Customs, Excise and Gold Tribunal - Mumbai
Thermon Heat Tracers Ltd. vs Commr. Of Customs And C. Ex. on 13 December, 2002
Equivalent citations: 2003(161)ELT208(TRI-MUMBAI)
ORDER Gowri Shankar, Member (T)
1. This appeal is against the order of the Commissioner (Appeals) holding that the incidence of duty for which refund has been claimed and sanctioned was not shown not to have been passed on, and confirming the order of the Assistant Commissioner crediting the refund to the Consumer Welfare Fund.
2. On 1-6-2001, the Bench which heard the appeal passed orders holding that on the facts of the case that the appellant shall be entitled to refund [2001 (132) E.L.T. 455 (Tri.)]. However the department moved an application for rectification on the ground that the basis on which refund has been sanctioned, the classification of the heat tracing cables in heading 85.14 of the Central Excise Tariff Act confirmed, was itself under challenge. The question of classification had been pending with the Assistant Commissioner. It had been remanded by the Tribunal in its order passed on 6-1-2002 on appeals by the assessee and the department. The Tribunal, after considering this application and hearing the respondent, recalled its order.
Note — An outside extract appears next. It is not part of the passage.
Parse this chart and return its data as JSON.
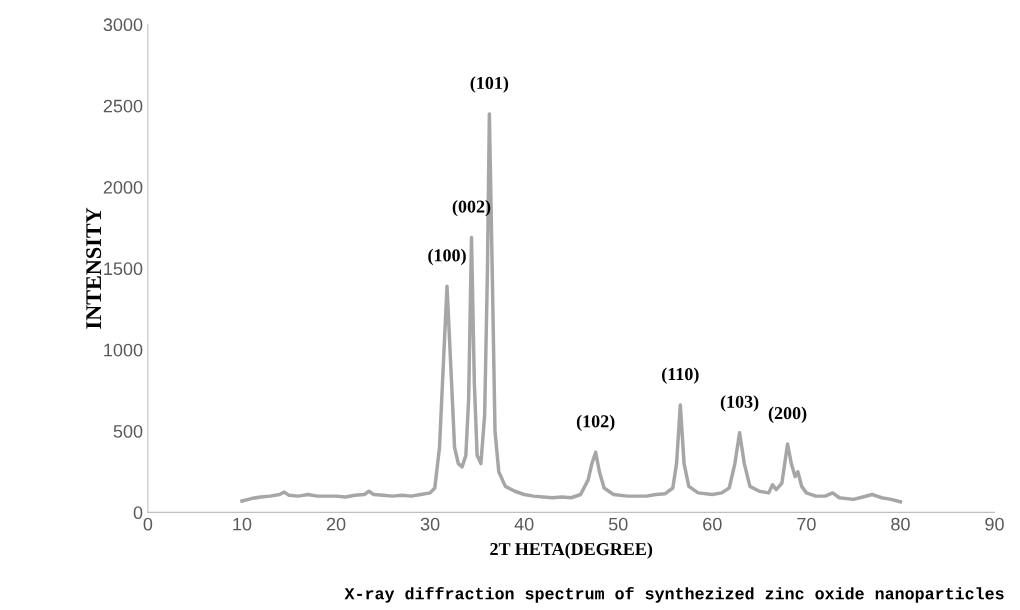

3. The refund that has been sanctioned is of the duty that the assessee paid on heat tracing cables that it manufactured and cleared between July, 1993 and March, 1994. It arose consequent on the decision of the adjudicating authority that these cables were classifiable, as claimed by the assessee in heading 85.14 under the excise tariff. The assessee had earlier been paying duty at a higher rate as applicable to heading 85.16.
4. The departmental representative tells us that the order of the Deputy Collector classifying the goods in heading 85.14 (as a result of which refund arose) was appealed by the department. The Commissioner (Appeals) had classified the goods under heading 85.44. Both the assessee and the department appealed this order to the Tribunal. The assessee claiming the goods classifiable in Heading 85.14 and the department in Heading 85.44. The Tribunal remanded the matter. In subsequent orders, the goods have been classified in Heading 85.44 by the Commissioner (Appeals) (in relation to the same classification list). The representative of the appellant agrees that this is broadly the position and says that he has appealed this order of the Deputy Collector to the Commissioner (Appeals). In the light of this explanation now tendered, it will be clear that the eligibility to refund of the duty paid by the appellant is itself in dispute. Therefore, the question as to whether the incidence of duty has or has not been passed on is insignificant. It would arise only if and when it is finally decided that the refund is payable to the appellant.
5. Accordingly, the entire proceedings before us are at present of no significance.
6. The appeal is accordingly dismissed.